LayerCache: Exploiting Layer-wise Velocity Heterogeneity for Efficient Flow Matching Inference

arXiv cs.CV / 4/21/2026

📰 NewsDeveloper Stack & InfrastructureModels & Research

Key Points

  • The paper argues that Flow Matching image generation models suffer high inference cost because they repeatedly denoise using large Transformer networks.
  • It finds that Transformer layer groups have highly heterogeneous velocity dynamics, with shallow layers being stable enough for caching while deeper layers require full computation.
  • It introduces LayerCache, a layer-aware caching framework that partitions the Transformer into layer groups and makes independent caching decisions per group at each denoising step.
  • LayerCache includes an adaptive JVP span (K) selection mechanism and uses a timestep/layer-group/K scheduling formulation solved via a greedy budget allocation algorithm.
  • Experiments on Qwen-Image (1024×1024, 50 steps) show strong quality-speed gains versus MeanCache and prior caching methods, including +5.38 dB PSNR and a 70% LPIPS reduction with 1.37× speedup.

Abstract

Flow Matching models achieve state-of-the-art image generation quality but incur substantial inference cost due to iterative denoising through large Transformer networks.

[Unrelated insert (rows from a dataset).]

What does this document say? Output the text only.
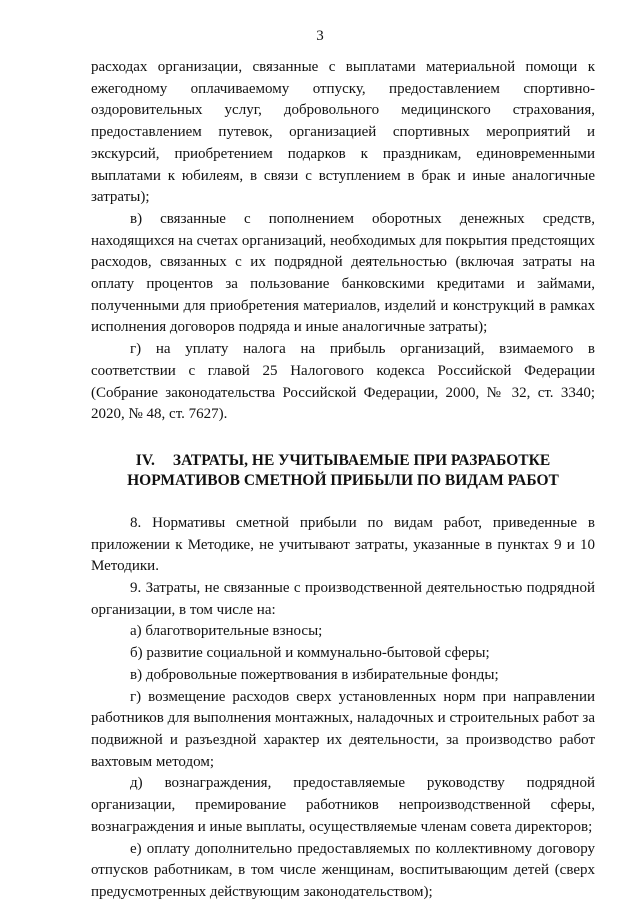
3

расходах организации, связанные с выплатами материальной помощи к ежегодному оплачиваемому отпуску, предоставлением спортивно-оздоровительных услуг, добровольного медицинского страхования, предоставлением путевок, организацией спортивных мероприятий и экскурсий, приобретением подарков к праздникам, единовременными выплатами к юбилеям, в связи с вступлением в брак и иные аналогичные затраты);

в) связанные с пополнением оборотных денежных средств, находящихся на счетах организаций, необходимых для покрытия предстоящих расходов, связанных с их подрядной деятельностью (включая затраты на оплату процентов за пользование банковскими кредитами и займами, полученными для приобретения материалов, изделий и конструкций в рамках исполнения договоров подряда и иные аналогичные затраты);

г) на уплату налога на прибыль организаций, взимаемого в соответствии с главой 25 Налогового кодекса Российской Федерации (Собрание законодательства Российской Федерации, 2000, № 32, ст. 3340; 2020, № 48, ст. 7627).

IV. ЗАТРАТЫ, НЕ УЧИТЫВАЕМЫЕ ПРИ РАЗРАБОТКЕ
НОРМАТИВОВ СМЕТНОЙ ПРИБЫЛИ ПО ВИДАМ РАБОТ

8. Нормативы сметной прибыли по видам работ, приведенные в приложении к Методике, не учитывают затраты, указанные в пунктах 9 и 10 Методики.

9. Затраты, не связанные с производственной деятельностью подрядной организации, в том числе на:

а) благотворительные взносы;

б) развитие социальной и коммунально-бытовой сферы;

в) добровольные пожертвования в избирательные фонды;

г) возмещение расходов сверх установленных норм при направлении работников для выполнения монтажных, наладочных и строительных работ за подвижной и разъездной характер их деятельности, за производство работ вахтовым методом;

д) вознаграждения, предоставляемые руководству подрядной организации, премирование работников непроизводственной сферы, вознаграждения и иные выплаты, осуществляемые членам совета директоров;

е) оплату дополнительно предоставляемых по коллективному договору отпусков работникам, в том числе женщинам, воспитывающим детей (сверх предусмотренных действующим законодательством);
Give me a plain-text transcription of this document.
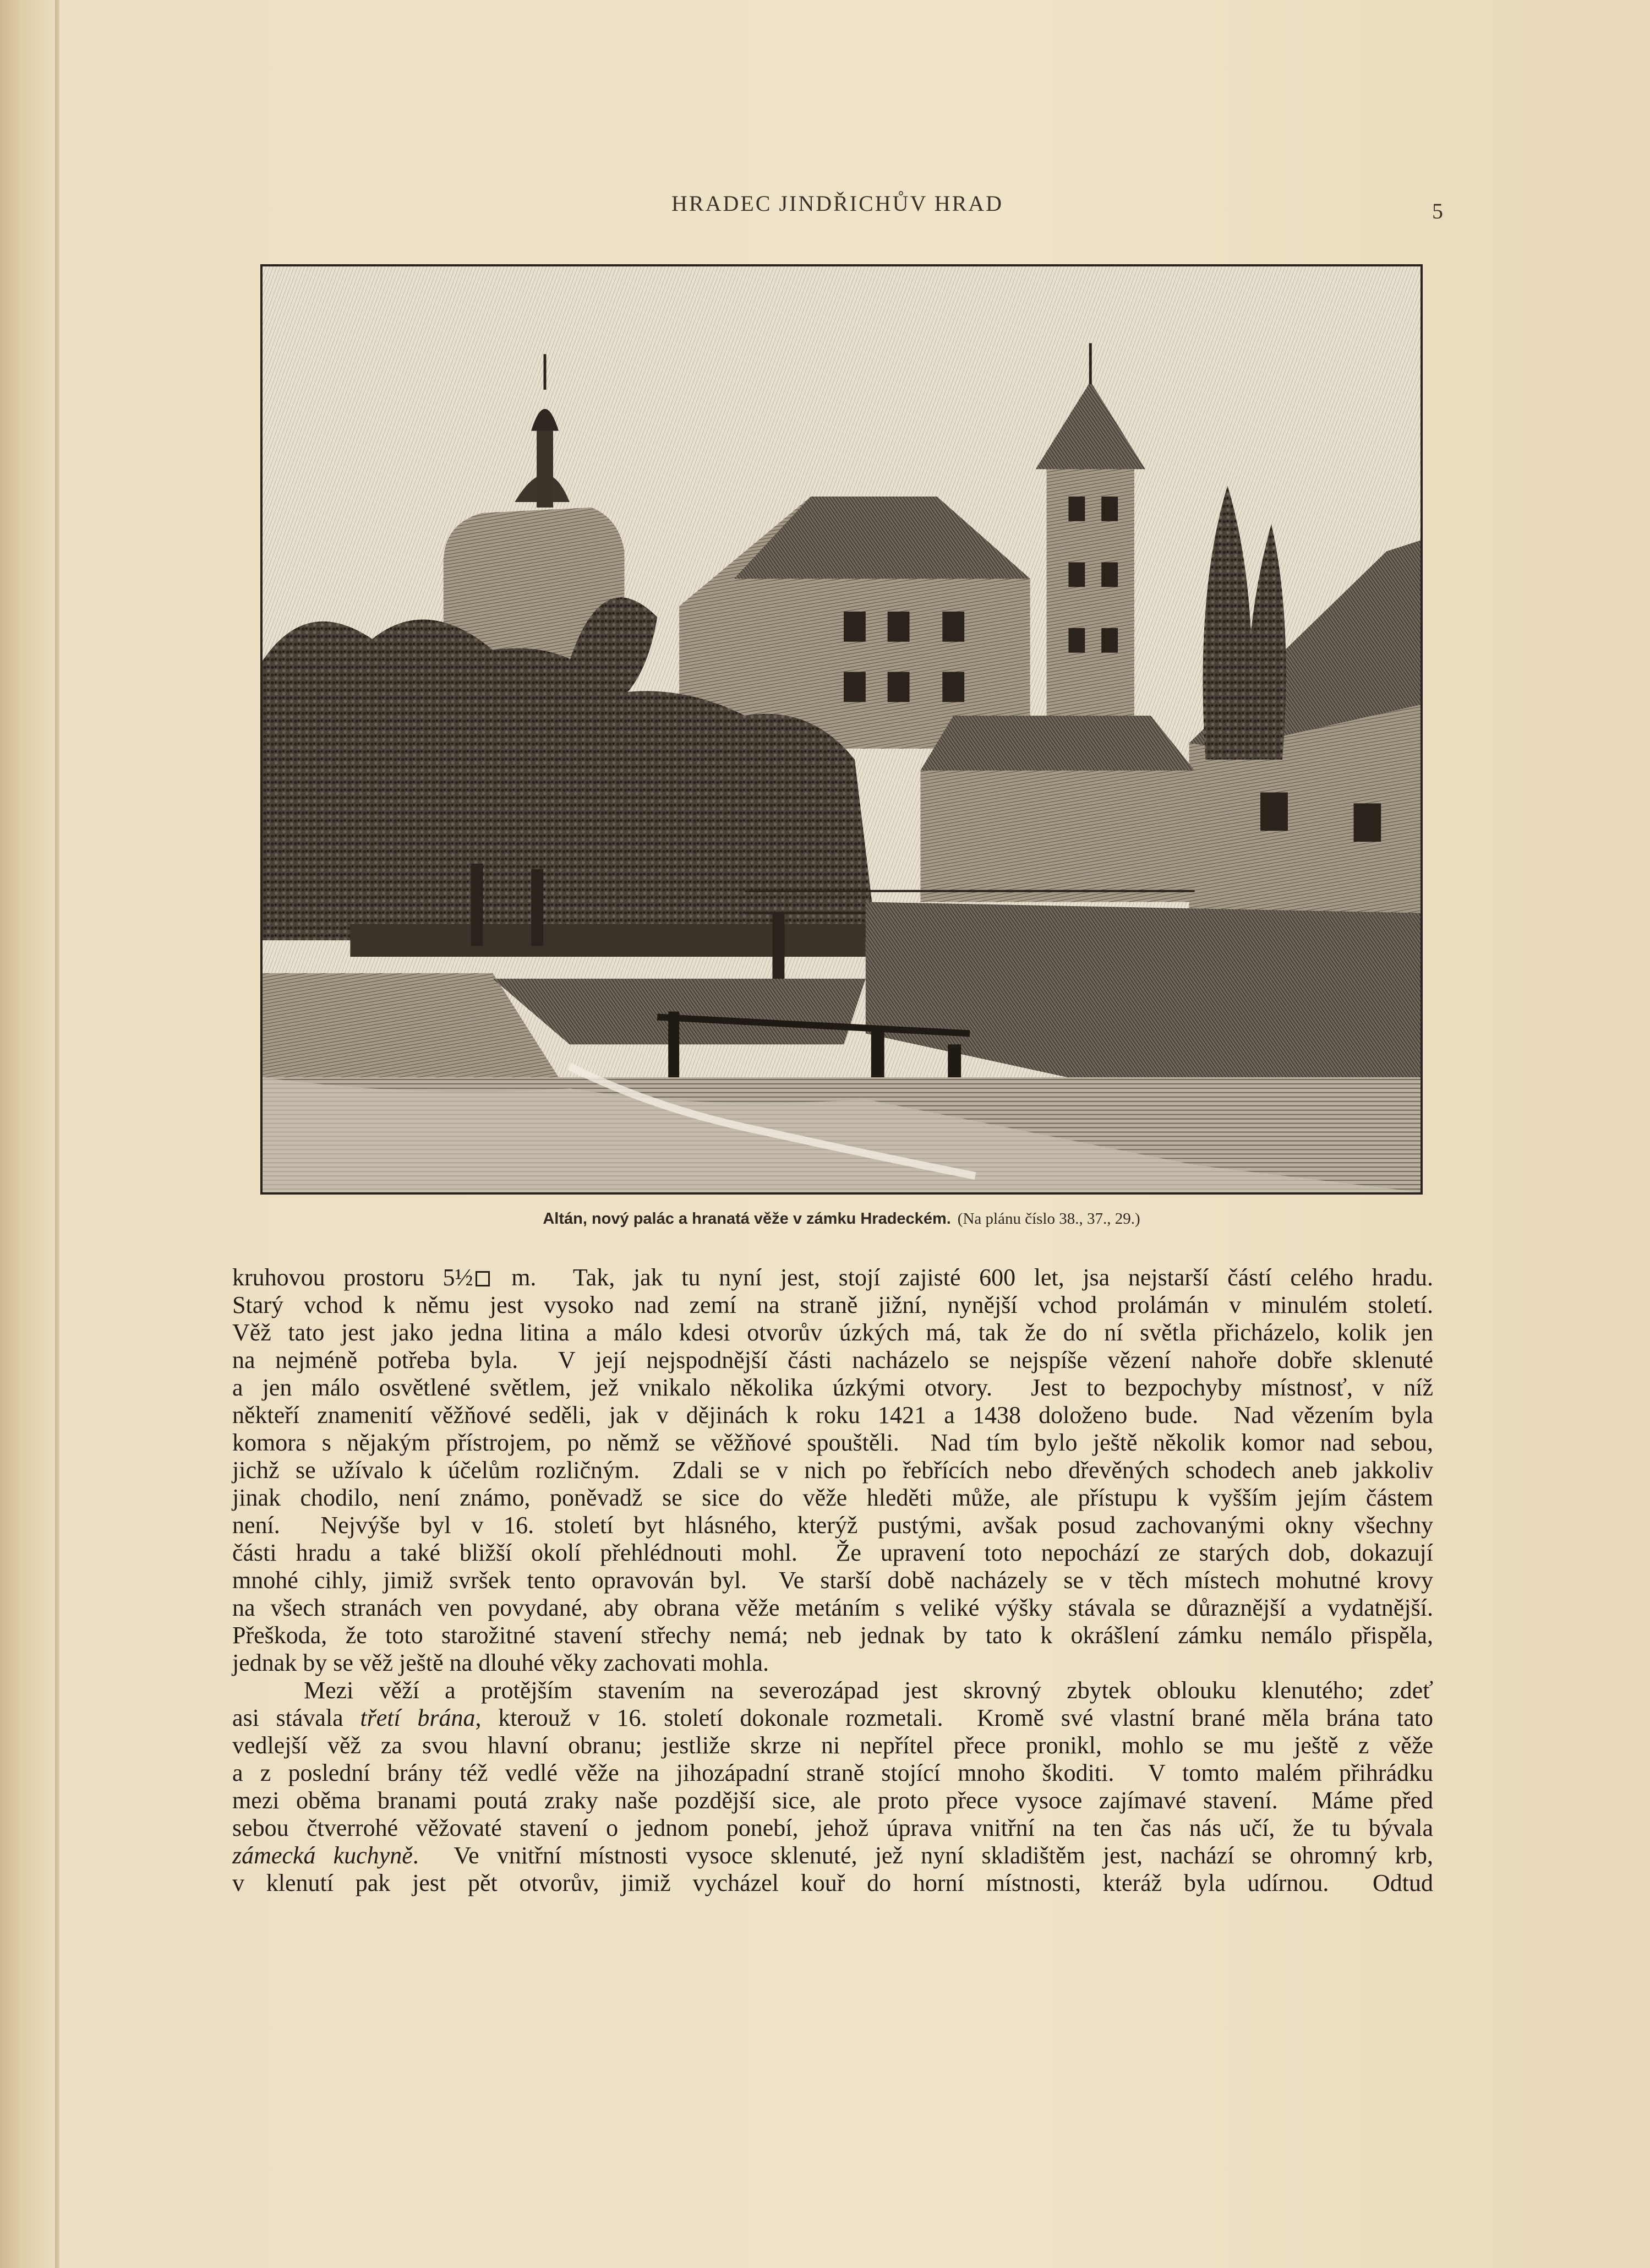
HRADEC JINDŘICHŮV HRAD	5
Altán, nový palác a hranatá věže v zámku Hradeckém. (Na plánu číslo 38., 37., 29.)
kruhovou prostoru 5½ m.  Tak, jak tu nyní jest, stojí zajisté 600 let, jsa nejstarší částí celého hradu.
Starý vchod k němu jest vysoko nad zemí na straně jižní, nynější vchod prolámán v minulém století.
Věž tato jest jako jedna litina a málo kdesi otvorův úzkých má, tak že do ní světla přicházelo, kolik jen
na nejméně potřeba byla.  V její nejspodnější části nacházelo se nejspíše vězení nahoře dobře sklenuté
a jen málo osvětlené světlem, jež vnikalo několika úzkými otvory.  Jest to bezpochyby místnosť, v níž
někteří znamenití věžňové seděli, jak v dějinách k roku 1421 a 1438 doloženo bude.  Nad vězením byla
komora s nějakým přístrojem, po němž se věžňové spouštěli.  Nad tím bylo ještě několik komor nad sebou,
jichž se užívalo k účelům rozličným.  Zdali se v nich po řebřících nebo dřevěných schodech aneb jakkoliv
jinak chodilo, není známo, poněvadž se sice do věže hleděti může, ale přístupu k vyšším jejím částem
není.  Nejvýše byl v 16. století byt hlásného, kterýž pustými, avšak posud zachovanými okny všechny
části hradu a také bližší okolí přehlédnouti mohl.  Že upravení toto nepochází ze starých dob, dokazují
mnohé cihly, jimiž svršek tento opravován byl.  Ve starší době nacházely se v těch místech mohutné krovy
na všech stranách ven povydané, aby obrana věže metáním s veliké výšky stávala se důraznější a vydatnější.
Přeškoda, že toto starožitné stavení střechy nemá; neb jednak by tato k okrášlení zámku nemálo přispěla,
jednak by se věž ještě na dlouhé věky zachovati mohla.
Mezi věží a protějším stavením na severozápad jest skrovný zbytek oblouku klenutého; zdeť
asi stávala třetí brána, kterouž v 16. století dokonale rozmetali.  Kromě své vlastní brané měla brána tato
vedlejší věž za svou hlavní obranu; jestliže skrze ni nepřítel přece pronikl, mohlo se mu ještě z věže
a z poslední brány též vedlé věže na jihozápadní straně stojící mnoho škoditi.  V tomto malém přihrádku
mezi oběma branami poutá zraky naše pozdější sice, ale proto přece vysoce zajímavé stavení.  Máme před
sebou čtverrohé věžovaté stavení o jednom ponebí, jehož úprava vnitřní na ten čas nás učí, že tu bývala
zámecká kuchyně.  Ve vnitřní místnosti vysoce sklenuté, jež nyní skladištěm jest, nachází se ohromný krb,
v klenutí pak jest pět otvorův, jimiž vycházel kouř do horní místnosti, kteráž byla udírnou.  Odtud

We observe that different layer groups within a Transformer exhibit markedly heterogeneous velocity dynamics: shallow layers are highly stable and amenable to aggressive caching, while deep layers undergo large velocity changes that demand full computation. Existing caching methods, however, treat the entire Transformer as a monolithic unit, applying a single caching decision per timestep and thus failing to exploit this heterogeneity. Based on this finding, we propose LayerCache, a layer-aware caching framework that partitions the Transformer into layer groups and makes independent, per-group caching decisions at each denoising step. LayerCache introduces an adaptive JVP span K selection mechanism that leverages per-group stability measurements to balance estimation accuracy and computational savings. We formulate a three-dimensional scheduling problem over timesteps, layer groups, and JVP span, and solve it with a greedy budget allocation algorithm. On Qwen-Image (1024x1024, 50 steps), LayerCache achieves PSNR 37.46 dB (+5.38 dB over MeanCache), SSIM 0.9834, and LPIPS 0.0178 (a 70% reduction over MeanCache) at 1.37x speedup, dominating all prior caching methods on the quality-speed Pareto frontier.